Prisma’s TypeScript integration is excellent, and being able to use the type-safe generated client directly in my RSCs was very useful.

Lap 4: Deploying NextJS to Lambda with Lambda Web Adaptor

This was the part I was most excited about.

Deploying Next.js 14 - especially with its new server features - isn’t exactly trivial on AWS Lambda. Thankfully, the Lambda Web Adaptor makes it possible by allowing Lambda to handle HTTP requests just like a traditional Node.js server.

I used the adapter to run my app in Lambda with full support for streaming responses, which are critical for React Server Components and Suspense in Next.js 14. The key was packaging the app in standalone mode and using response_stream invoke mode for low-latency, streamed responses.

Here’s the full Dockerfile I used:

FROM public.ecr.aws/lambda/nodejs:20 AS builder
WORKDIR /build
COPY package*.json ./
COPY prisma ./
RUN --mount=type=cache,target=/root/.npm npm ci
COPY ./ ./
RUN rm prisma/seed.ts
RUN --mount=type=cache,target=/build/.next/cache npm run build

FROM public.ecr.aws/lambda/nodejs:20 AS runner
COPY --from=public.ecr.aws/awsguru/aws-lambda-adapter:0.8.4 /lambda-adapter /opt/extensions/lambda-adapter
ENV NODE_ENV=production
ENV HOSTNAME=0.0.0.0
ENV PORT=8080
ENV AWS_LWA_PORT=8080
ENV AWS_LWA_READINESS_CHECK_PATH="/api/health"
ENV AWS_LWA_INVOKE_MODE="response_stream"
ENV AWS_LWA_ENABLE_COMPRESSION=true

COPY --from=builder /build/next.config.mjs ./
COPY --from=builder /build/public ./public
COPY --from=builder /build/.next/static ./.next/static
COPY --from=builder /build/.next/standalone ./
COPY --from=builder /build/run.sh ./run.sh

RUN ln -s /tmp/cache ./.next/cache

ENTRYPOINT ["sh"]
CMD ["run.sh"]

These environment variables were of note:

  • AWS_LWA_INVOKE_MODE="response_stream" for enabling streaming.
  • AWS_LWA_READINESS_CHECK_PATH="/api/health" for effective health checks.
  • AWS_LWA_ENABLE_COMPRESSION=true to improve response size and speed.

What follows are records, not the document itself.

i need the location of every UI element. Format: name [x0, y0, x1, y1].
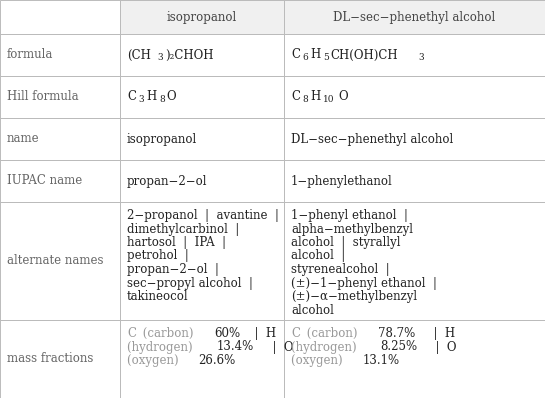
Bar: [120, 0, 284, 34]
Text: |  H: | H: [426, 327, 455, 340]
Text: (carbon): (carbon): [138, 327, 197, 340]
Text: C: C: [127, 90, 136, 103]
Text: C: C: [127, 327, 136, 340]
Text: H: H: [146, 90, 156, 103]
Text: |  H: | H: [247, 327, 277, 340]
Bar: [120, 0, 284, 34]
Bar: [120, 160, 284, 202]
Text: alcohol  |  styrallyl: alcohol | styrallyl: [291, 236, 401, 249]
Bar: [120, 76, 284, 118]
Bar: [284, 0, 545, 34]
Text: C: C: [291, 90, 300, 103]
Text: styrenealcohol  |: styrenealcohol |: [291, 263, 390, 276]
Bar: [284, 0, 545, 34]
Text: propan−2−ol: propan−2−ol: [127, 174, 208, 187]
Bar: [0, 160, 120, 202]
Bar: [0, 118, 120, 160]
Text: 13.1%: 13.1%: [362, 354, 399, 367]
Bar: [0, 76, 120, 118]
Text: isopropanol: isopropanol: [167, 10, 237, 23]
Text: (oxygen): (oxygen): [291, 354, 347, 367]
Text: 26.6%: 26.6%: [198, 354, 235, 367]
Text: sec−propyl alcohol  |: sec−propyl alcohol |: [127, 277, 253, 289]
Text: dimethylcarbinol  |: dimethylcarbinol |: [127, 222, 239, 236]
Text: 3: 3: [138, 94, 144, 103]
Text: O: O: [167, 90, 176, 103]
Text: H: H: [310, 90, 320, 103]
Bar: [120, 320, 284, 398]
Text: (hydrogen): (hydrogen): [127, 341, 196, 353]
Text: 3: 3: [418, 53, 423, 62]
Bar: [0, 34, 120, 76]
Text: alcohol  |: alcohol |: [291, 250, 345, 263]
Text: IUPAC name: IUPAC name: [7, 174, 82, 187]
Bar: [120, 0, 284, 34]
Text: 8: 8: [159, 94, 165, 103]
Text: 1−phenyl ethanol  |: 1−phenyl ethanol |: [291, 209, 408, 222]
Text: 2−propanol  |  avantine  |: 2−propanol | avantine |: [127, 209, 279, 222]
Text: DL−sec−phenethyl alcohol: DL−sec−phenethyl alcohol: [291, 133, 453, 146]
Bar: [284, 160, 545, 202]
Bar: [284, 118, 545, 160]
Text: |  O: | O: [428, 341, 457, 353]
Text: hartosol  |  IPA  |: hartosol | IPA |: [127, 236, 226, 249]
Text: 6: 6: [302, 53, 308, 62]
Text: 13.4%: 13.4%: [216, 341, 254, 353]
Text: (±)−1−phenyl ethanol  |: (±)−1−phenyl ethanol |: [291, 277, 437, 289]
Text: mass fractions: mass fractions: [7, 353, 93, 365]
Bar: [120, 202, 284, 320]
Bar: [284, 0, 545, 34]
Text: name: name: [7, 133, 40, 146]
Text: alpha−methylbenzyl: alpha−methylbenzyl: [291, 222, 413, 236]
Text: CH(OH)CH: CH(OH)CH: [331, 49, 398, 62]
Text: C: C: [291, 327, 300, 340]
Text: DL−sec−phenethyl alcohol: DL−sec−phenethyl alcohol: [334, 10, 495, 23]
Bar: [0, 202, 120, 320]
Text: C: C: [291, 49, 300, 62]
Text: )₂CHOH: )₂CHOH: [165, 49, 214, 62]
Text: 5: 5: [323, 53, 329, 62]
Text: (CH: (CH: [127, 49, 151, 62]
Text: (±)−α−methylbenzyl: (±)−α−methylbenzyl: [291, 290, 417, 303]
Text: alternate names: alternate names: [7, 254, 104, 267]
Bar: [120, 34, 284, 76]
Text: takineocol: takineocol: [127, 290, 189, 303]
Text: 1−phenylethanol: 1−phenylethanol: [291, 174, 393, 187]
Bar: [284, 320, 545, 398]
Text: O: O: [338, 90, 348, 103]
Text: 10: 10: [323, 94, 335, 103]
Text: 8: 8: [302, 94, 308, 103]
Text: Hill formula: Hill formula: [7, 90, 78, 103]
Text: formula: formula: [7, 49, 53, 62]
Text: (carbon): (carbon): [302, 327, 361, 340]
Text: (oxygen): (oxygen): [127, 354, 183, 367]
Text: 3: 3: [158, 53, 164, 62]
Text: 60%: 60%: [214, 327, 240, 340]
Bar: [120, 118, 284, 160]
Text: isopropanol: isopropanol: [127, 133, 197, 146]
Bar: [284, 202, 545, 320]
Bar: [284, 76, 545, 118]
Text: propan−2−ol  |: propan−2−ol |: [127, 263, 219, 276]
Text: |  O: | O: [264, 341, 293, 353]
Bar: [284, 34, 545, 76]
Bar: [0, 320, 120, 398]
Text: 78.7%: 78.7%: [378, 327, 415, 340]
Text: (hydrogen): (hydrogen): [291, 341, 360, 353]
Text: 8.25%: 8.25%: [380, 341, 417, 353]
Text: H: H: [310, 49, 320, 62]
Bar: [0, 0, 120, 34]
Text: alcohol: alcohol: [291, 304, 334, 316]
Text: petrohol  |: petrohol |: [127, 250, 189, 263]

I based alot of this work on one of the Docker example available in the Lambda Web Adapter repository.

Pit Lane: What I Learned

This project was a fantastic excuse to get hands-on with the newest NextJS features and to experiment with deploying a full-featured app to AWS Lambda using tools like the Lambda Web Adaptor and AWS CDK. Here are some reflections from the journey:

  • NextJS 14 is incredibly powerful, but the learning curve - especially around RSCs, Suspense, and the server/client split - can be steep. Expect to spend some time debugging hydration issues and wrangling types.
  • Serverless hosting for NextJS is maturing rapidly. With the Lambda Web Adaptor and examples from the AWS community, you can get surprisingly far with a modest amount of effort.
  • Prisma makes TypeScript database interactions a breeze - especially compared to some older ORMs I’ve wrangled with.
  • AWS CDK was another shift. I’ve been very accustomed to Terraform’s DSL, so moving to a general-purpose programming language took some adjustment. While I initially missed the declarative style, the flexibility and power of CDK’s Construct abstractions really grew on me. Of course, with great power comes great responsibility - you have to be disciplined in how you structure and use that power.